McKissick received an A.B. Degree in Geography, from Clark University in Worcester, Massachusetts. He received a master's degree in Regional Planning from UNC-Chapel Hill, and a master's degree in Public Administration, from Harvard University. McKissick received a Juris Doctor Degree from the Duke University School of Law in Durham, North Carolina. McKissick has practiced law since 1983 with a number of law firms, including Dickstein Shapiro in Washington, D.C., and Faison, Brown & Brough in Durham, N.C. McKissick has practiced with McKissick & McKissick since 1990.

For a time McKissick owned a convenience store in Warren County, North Carolina. On December 27, 1985 two armed men robbed the store. After taking cash from the register, they shot McKissick in the left arm with a shotgun, nearly detaching it from his body. The two men were later arrested and incarcerated. McKissick's arm healed, though it lost some of its mobility.

He co-authored a guide book for the International Trade Administration in the U.S. Department of Commerce on Attracting Foreign Direct Investment to the United States (1981).

He authored an article for the Construction Law Advisor on When An Owner Can Terminate a Construction Contract Due to Delay (1984).

McKissick was disciplined by the N.C. State Bar for professional misconduct involving a conflict of interest.
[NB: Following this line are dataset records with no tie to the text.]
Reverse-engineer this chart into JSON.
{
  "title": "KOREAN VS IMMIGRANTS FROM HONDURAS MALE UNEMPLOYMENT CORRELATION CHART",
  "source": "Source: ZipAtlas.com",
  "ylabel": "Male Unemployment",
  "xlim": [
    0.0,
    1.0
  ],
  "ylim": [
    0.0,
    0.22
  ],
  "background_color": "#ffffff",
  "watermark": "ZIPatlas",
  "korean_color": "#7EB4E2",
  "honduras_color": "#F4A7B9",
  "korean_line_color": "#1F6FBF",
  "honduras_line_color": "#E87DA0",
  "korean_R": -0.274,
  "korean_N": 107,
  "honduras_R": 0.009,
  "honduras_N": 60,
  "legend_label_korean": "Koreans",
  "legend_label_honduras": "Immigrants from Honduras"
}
The bar found that McKissick improperly represented both sides in a 2000 dispute involving the estate decisions of an elderly Durham man.

In 1995, McKissick's former wife said he physically abused her, and in 2001 a former employee of his law firm said he hit her with a telephone. He was acquitted in both cases.

In 1999, McKissick unsuccessfully ran for mayor of Durham.

==Appointment to Senate==
At the time of his selection by the Durham Democratic Party to fill the vacancy (due to the death of Jeanne Lucas from breast cancer) in District 20 in the state senate, McKissick was the chairman of the Durham County Democratic Party, which raised questions of a conflict of interest in the selection process.